Boy, I was pretty sure that this was a sci-fi flick that would never happen. Last I knew, slick-ass music video director, Chris Cunningham, had his hands on this and given his track record for really fucking trippy music videos (Bjork, Aphex Twin, Leftfield), I thought something cool might actually come of it but then it went off the radar and I thought that was it.
For the uninitiated, Neuromancer is, for my money, the premier cyberpunk novel. For me it was the rite of passage that led me to Bruce Sterling and, later on, Neil Stephenson (whose novel Snow Crash may be the greatest cyberpunk novel ever). It’s flawed as fuck and as much as I like it and William Gibson, Gibson has a tendency to build and build and build and then resolve everything in twenty or thirty pages. It drives me crazy. But I digress.
Based on William Gibson’s seminal cyberpunk novel, Hayden Christensen stars as Cage, a petty future Tokyo thief whose trade is jacking his brain directly into computer systems. When this skill is taken away from him, it seems his life is destined to end in an explosion of violence and drugs… until the mysterious Armitage offers redemption – at a price. Revelation follows revelation as Cage discovers that no one is in control of his or her own destiny and a new form of sentient technology is taking over. It’s down to Cage to face Neuromancer and do something he never has before: make the right choice.

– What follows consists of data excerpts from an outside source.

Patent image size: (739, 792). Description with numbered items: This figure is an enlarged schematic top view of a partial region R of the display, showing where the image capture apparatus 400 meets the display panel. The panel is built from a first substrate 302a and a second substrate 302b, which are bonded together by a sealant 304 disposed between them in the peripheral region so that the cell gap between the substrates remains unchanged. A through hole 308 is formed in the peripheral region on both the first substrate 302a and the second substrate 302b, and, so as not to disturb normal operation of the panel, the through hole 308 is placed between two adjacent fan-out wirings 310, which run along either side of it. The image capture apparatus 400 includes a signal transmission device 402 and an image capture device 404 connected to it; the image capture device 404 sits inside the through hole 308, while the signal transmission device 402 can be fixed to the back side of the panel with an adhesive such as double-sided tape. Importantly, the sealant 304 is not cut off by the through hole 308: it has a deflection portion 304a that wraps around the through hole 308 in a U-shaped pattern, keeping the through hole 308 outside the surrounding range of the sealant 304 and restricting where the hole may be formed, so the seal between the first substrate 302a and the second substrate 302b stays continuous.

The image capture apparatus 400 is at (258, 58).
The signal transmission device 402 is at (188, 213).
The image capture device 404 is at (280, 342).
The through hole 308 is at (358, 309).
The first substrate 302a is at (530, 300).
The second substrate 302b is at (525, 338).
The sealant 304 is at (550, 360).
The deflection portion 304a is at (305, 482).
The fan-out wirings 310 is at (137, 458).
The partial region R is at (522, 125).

Maybe it’s a misprint but the protagonist of the novel is named Case. It’s going to be interesting to see how this book is interpreted, too. It’s a fantastic story full of incredibly cool ideas and it’s the sort of setting that visual effects designers dream of. Everything is either slick and slightly ahead of the tech curve or dingy, shitty and slightly out of date. Chiba City was directly inspired by the cramped but visually rich sets from Ridley Scott’s Bladerunner.
For all my optimism, the director is Joseph Kahn who has directed nothing but music videos. His only feature credit is Torque which I never saw but was described to me as a 90 minute ad for Mountain Dew.The poster may, in fact, turn out to be the best part of the movie.